Ella tenía un agudo sentido patriótico, al que se sumó el hecho de que su esposo, el topógrafo y comerciante Pedro Nisser fue puesto preso por los rebeldes. Aunque la autora Carolina Alzate recalca que, “a pesar de que su esposo ronda el relato”, no la movieron sentimientos personales. Lo cierto es que, en contravía a los protocolos de la época, en 1841 se enroló en las tropas gobiernistas y anotó en su diario: “no hay vida que yo no expusiera, por ver restablecido el orden público. (...) mi familia se opone a que yo tome las armas”.

Sin embargo, a finales de abril de 1841, junto a sus hermanos, María Martínez engrosó las huestes oficiales que orientaba el mayor Braulio Henao.

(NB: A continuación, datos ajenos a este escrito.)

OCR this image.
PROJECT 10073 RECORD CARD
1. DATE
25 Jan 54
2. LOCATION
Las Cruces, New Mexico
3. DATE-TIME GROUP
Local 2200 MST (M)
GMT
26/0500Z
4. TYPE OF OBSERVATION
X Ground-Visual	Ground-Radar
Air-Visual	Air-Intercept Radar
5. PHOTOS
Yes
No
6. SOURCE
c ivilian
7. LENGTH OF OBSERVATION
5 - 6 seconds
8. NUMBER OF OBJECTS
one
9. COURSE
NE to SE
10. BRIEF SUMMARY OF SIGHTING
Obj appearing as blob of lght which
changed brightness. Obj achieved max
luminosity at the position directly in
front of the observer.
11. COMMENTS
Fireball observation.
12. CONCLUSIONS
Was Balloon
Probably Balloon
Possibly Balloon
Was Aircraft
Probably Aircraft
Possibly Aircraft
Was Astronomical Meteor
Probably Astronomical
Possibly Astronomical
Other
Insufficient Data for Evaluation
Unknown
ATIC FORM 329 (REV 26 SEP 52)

Además, su decisión pasó por la aprobación de sus padres, que le reconocieron que su resolución era “heroica y virtuosa”, así no quedara resguardardada del peligro. El momento cumbre llegó a las pocas semanas, cuando intervino directamente en la guerra de Salamina que terminó con la victoria.

Después del reencuentro con su esposo Pedro Nisser que fue liberado, la gesta de María Martínez fue objeto de múltiples homenajes y recibimientos hasta el ingreso triunfal de las tropas del gobierno a Medellín. Cuando terminó la guerra, siguieron los homenajes y, a través de una ley de 1841, fue exaltada como “vencedora de Salamina”. Eso sí, no faltaron los detractores que calificaron de repulsivo su comportamiento y exageradas las condecoraciones.

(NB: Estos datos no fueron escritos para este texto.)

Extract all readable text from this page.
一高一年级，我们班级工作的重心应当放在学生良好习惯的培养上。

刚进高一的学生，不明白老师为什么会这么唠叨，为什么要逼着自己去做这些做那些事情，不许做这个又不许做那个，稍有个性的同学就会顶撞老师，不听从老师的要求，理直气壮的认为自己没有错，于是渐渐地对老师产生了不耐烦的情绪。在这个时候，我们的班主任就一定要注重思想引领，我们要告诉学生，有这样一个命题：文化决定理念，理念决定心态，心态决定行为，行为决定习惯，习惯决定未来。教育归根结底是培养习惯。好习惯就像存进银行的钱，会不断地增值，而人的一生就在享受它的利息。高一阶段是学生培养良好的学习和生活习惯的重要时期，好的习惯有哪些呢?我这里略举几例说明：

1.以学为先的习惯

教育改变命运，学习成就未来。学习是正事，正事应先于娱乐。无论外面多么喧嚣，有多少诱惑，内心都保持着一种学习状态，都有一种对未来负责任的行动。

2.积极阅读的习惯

Al margen de los aplausos o de los ataques, ella aportó su testimonio, convirtiéndose en una de las primeras escritoras e historiadoras del siglo XIX. En su obra, Diario de los sucesos de la Revolución en la Provincia de Antioquia en los años de 1840-1841, así explicó su decisión: “(...) atenderé desde ahora, con algún cuidado, los sucesos de la facción, cuyo desenlace espero sea protegido por la providencia, que dará amparo a la causa justa, que he abrazado, con el gran sentimiento de que, como débil mujer, poca esperanza tengo de poder desplegar mis ardientes deseos por el bien de mi desgraciada patria”.

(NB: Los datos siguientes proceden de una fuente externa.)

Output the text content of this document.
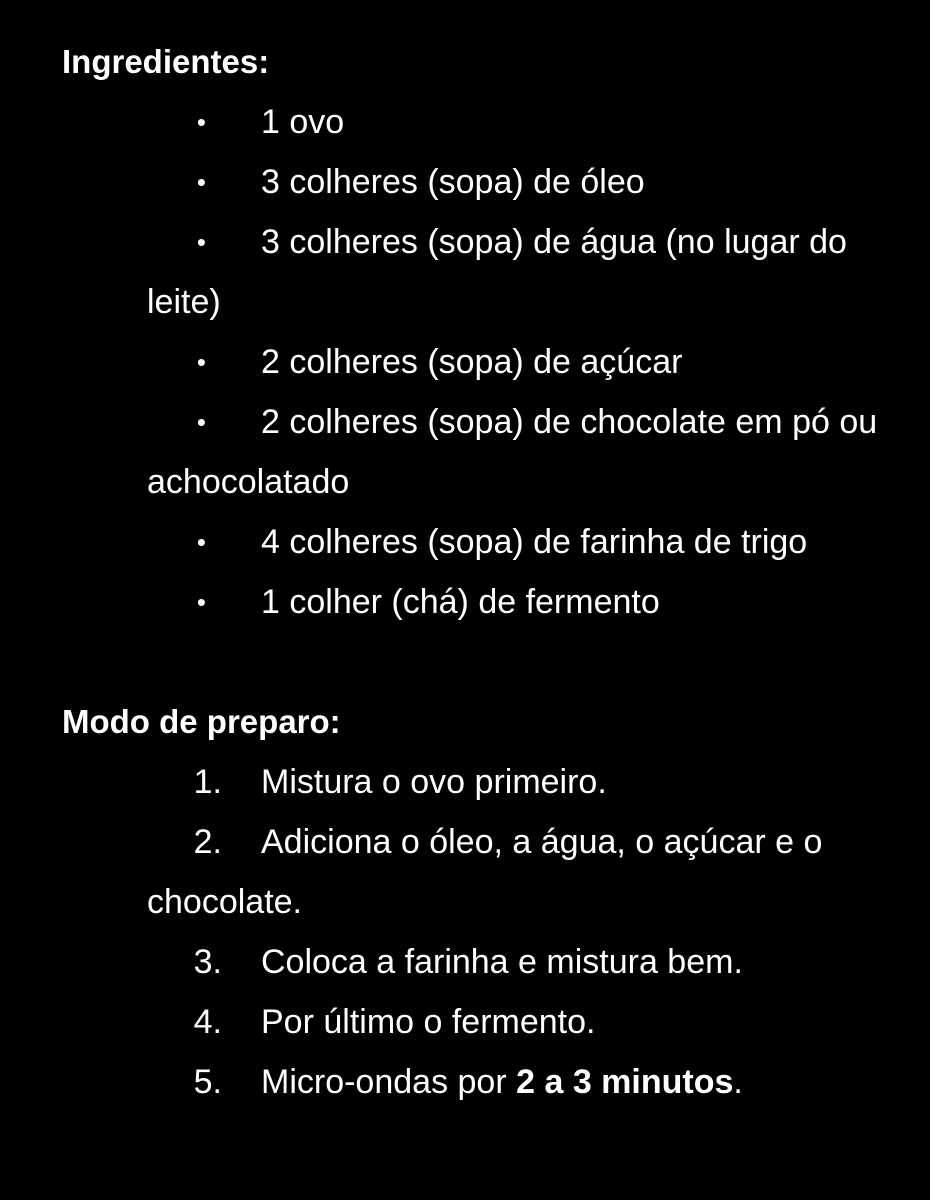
Ingredientes:
• 1 ovo
• 3 colheres (sopa) de óleo
• 3 colheres (sopa) de água (no lugar do leite)
• 2 colheres (sopa) de açúcar
• 2 colheres (sopa) de chocolate em pó ou achocolatado
• 4 colheres (sopa) de farinha de trigo
• 1 colher (chá) de fermento
Modo de preparo:
1. Mistura o ovo primeiro.
2. Adiciona o óleo, a água, o açúcar e o chocolate.
3. Coloca a farinha e mistura bem.
4. Por último o fermento.
5. Micro-ondas por 2 a 3 minutos.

Al autocalificarse como “débil mujer”, no menoscabó su condición. Por el contrario, de acuerdo con Flor Rodríguez Arenas, lo escribió porque sabía que, para no ser censurada, debía narrar con cierto recato y distanciamiento. En palabras de Rodríguez: “estructuró el mensaje aprovechando no solo figuras de distancia enunciativa, sino recursos gramaticales con función moderadora que la lengua le ofrecía para suavizar el contenido de lo enunciado y restar fuerza a sus propios actos sociales (...)”.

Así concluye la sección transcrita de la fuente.